Old animals exhibit impaired spatial learning and an exaggerated response to stress. It was predicted that the heparin derived oligosaccharide (HDO), C3, would reverse these age-related deficits. Young (4-5 months) and old (19-20 months) Brown Norway male rats ingested C3 (25 mg/kg per day, p.o.) or vehicle (drinking water) daily for 42-44 days. Two weeks after the initiation of drug treatment, the rats were examined using a series of behavioral tests. The old control rats evidenced: (1) increased neophobia and reduced exploratory behavior in a novel open field (OF); and (2) exaggerated freezing during the acquisition and retention of a conditioned response (CR) to a Pavlovian light-shock pairing ("foreground" conditioning). C3 treatment attenuated or reversed this age-related impairment of emotional behavior. Analysis of spatial learning using the Morris water maze (MWM), and of CR formation to the place in which the foreground conditioning was conducted ("background" conditioning) during context dependent fear conditioning (CDFC) did not reveal major age or drug effects on memory processes. It is hypothesized that C3 repairs damage to the extracellular matrix (ECM) that occurs during the aging process and thereby normalizes age-related exacerbated fear behaviors without affecting mnestic processes.

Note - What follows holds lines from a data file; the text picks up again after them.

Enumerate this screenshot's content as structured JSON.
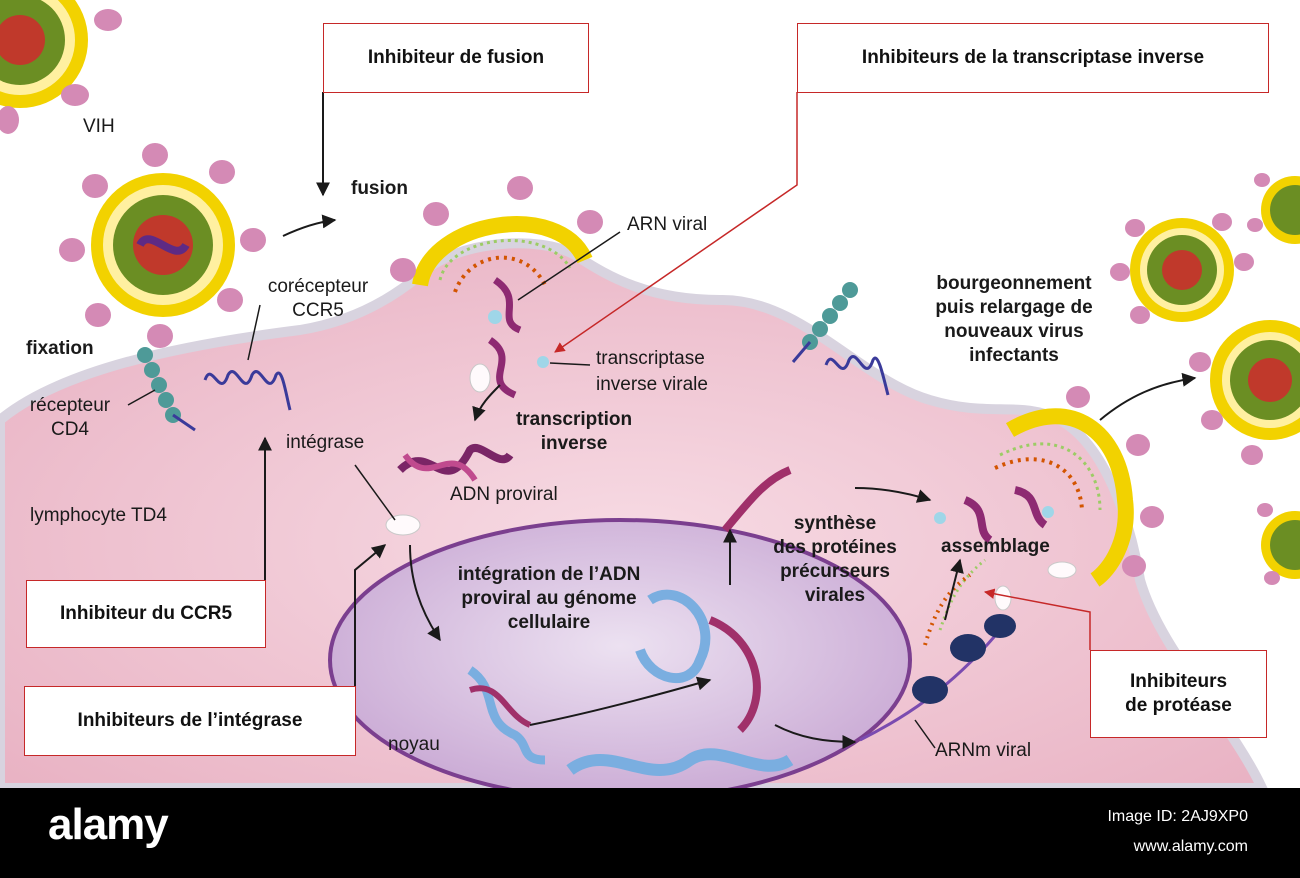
{
  "boxes": {
    "fusion_inhibitor": "Inhibiteur de fusion",
    "rt_inhibitors": "Inhibiteurs de la transcriptase inverse",
    "ccr5_inhibitor": "Inhibiteur du CCR5",
    "integrase_inhibitors": "Inhibiteurs de l’intégrase",
    "protease_inhibitors": "Inhibiteurs\nde protéase"
  },
  "labels": {
    "vih": "VIH",
    "fusion": "fusion",
    "arn_viral": "ARN viral",
    "corecepteur": "corécepteur\nCCR5",
    "fixation": "fixation",
    "recepteur": "récepteur\nCD4",
    "transcriptase": "transcriptase\ninverse virale",
    "transcription_inverse": "transcription\ninverse",
    "integrase": "intégrase",
    "adn_proviral": "ADN proviral",
    "lymphocyte": "lymphocyte TD4",
    "bourgeonnement": "bourgeonnement\npuis relargage de\nnouveaux virus\ninfectants",
    "synthese": "synthèse\ndes protéines\nprécurseurs\nvirales",
    "assemblage": "assemblage",
    "integration": "intégration de l’ADN\nproviral au génome\ncellulaire",
    "noyau": "noyau",
    "arnm_viral": "ARNm viral"
  },
  "footer": {
    "brand": "alamy",
    "image_id": "Image ID: 2AJ9XP0",
    "site": "www.alamy.com"
  },
  "colors": {
    "inhibitor_border": "#c62828",
    "cell_fill": "#e9b3c4",
    "nucleus_fill": "#c8a7d3",
    "virus_envelope": "#f2d200",
    "footer_bg": "#000000"
  }
}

Low molecular weight glycosaminoglycan blockade of beta-amyloid induced neuropathology.

Previous studies have shown different roles for proteoglycans and glycosaminoglycans (GAGs) in Alzheimer's disease (AD) neuropathology. Using a rat model of beta-amyloid induced neuropathology, we tested whether low molecular weight glycosaminoglycans (Certoparin and C6) could be useful as preventative agents and/or as a potential therapeutic treatment for AD. Chronic subcutaneous low molecular weight glycosaminoglycan injections beginning either before or after an intra-amygdaloid beta-amyloid-(25-35) injection blocked abnormal intracellular tau changes and reactive astrocytosis but did not affect beta-amyloid's aggregation state. Also, low molecular weight glycosaminoglycan injections beginning 1 day prior to sacrifice did not block the effects of beta-amyloid nor did injections of a disaccharide, suggesting chronic low molecular weight glycosaminoglycan treatment is needed to block the effects of beta-amyloid. Furthermore, these data indicate that there is a molecular weight range of active low molecular weight glycosaminoglycans in this model; and supports the investigation of low molecular weight glycosaminoglycans as a preventative and/or therapeutic treatment of beta-amyloid induced neuropathology.

The blood-brain barrier accessibility of a heparin-derived oligosaccharides C3.

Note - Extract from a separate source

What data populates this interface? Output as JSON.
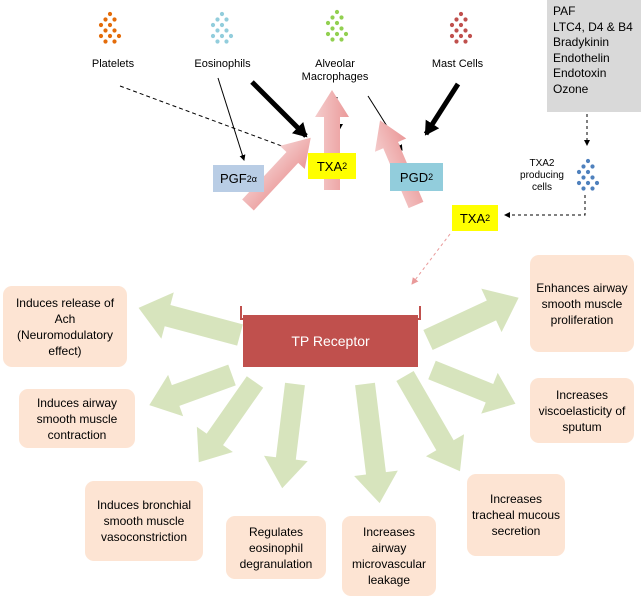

Although heparin-derived oligosaccharide(s) (HDO) have been clinically used for the management of neurological disorders, such as stroke and Alzheimer's disease (AD), very little information on the mechanism of their therapeutic action is known. To test the hypothesis that HDO may pass through the blood-brain barrier (BBB) to mediate their effects, a pharmacodynamic (PD) model was developed and the presence of HDO in the cerebrospinal fluid (CSF) was used as a BBB accessibility index. Rats were treated with an ultralow molecular weight (MW) heparin fragment C3 via the intravenous or subcutaneous routes at 5-10 mg/kg. At varying periods, the plasma, CSF, and brain samples were collected, and functional anti-factor Xa activities were measured to quantitate the CSF/plasma ratios (CPR) and the brain uptake. C3 showed CPR of 1.7% and 0.8% after intravenous and subcutaneous injections, respectively. These findings were verified by intravenous administration of tritium-labeled C3 followed by detection of the radioactivity in the CSF and brain homogenates. These data suggest that ultralow MW HDO may pass through the BBB.